About
Patricia Nabong is a visual journalist who is dedicated to breaking stereotypes, covering untold stories and serving communities through visual journalism. She is currently a photojournalism fellow at City Bureau, a civic journalism lab in Chicago. In the past, she worked as a fellow at The Medill Justice Project, where she produced an interactive visual investigation of Washington D.C.’s vacant properties, which was a finalist for the 2017 Peter Lisagor Award. She was also a student fellow at the Pulitzer Center on Crisis Reporting, which funded her short documentary and photo essay about the psychological toll of the drug war in the Philippines. Her photos, articles and videos have appeared in the American Documentary Film Festival, The Weather Channel, Seeker, Chicago Magazine, Chicago Reader, Chicago Defender, WBEZ Chicago, City Bureau, Narratively, The A.V. Club, The Riveter, Climbing Magazine, Balitang America and Medill Reports, to name a few. She is one of the 2018 nominees for the World Press Photo Foundation's Joop Swart Masterclass.
She earned her master's degree in journalism at Northwestern University's Medill School of Journalism where she received the Harrington Award for Videography/Broadcast. She also won a Chicago College Emmy for a video she produced there.
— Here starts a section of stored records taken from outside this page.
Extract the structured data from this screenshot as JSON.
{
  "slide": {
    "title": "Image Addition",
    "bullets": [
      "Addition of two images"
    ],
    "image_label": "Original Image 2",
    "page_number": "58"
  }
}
Prior to starting her graduate studies at Medill, she worked as a freelance multimedia journalist for online news sites Rappler, Union of Catholic Asian News and ABS-CBN News and as a part-time photography teacher at St. Paul College, Pasig.
She graduated summa cum laude as the batch valedictorian of the class of 2015, with a degree in Film from the College of Mass Communication of the University of the Philippines.
She is a member of Kappa Tau Alpha, the national journalism honor society; the Photojournalists’ Center of the Philippines; and the Tokwa Collective.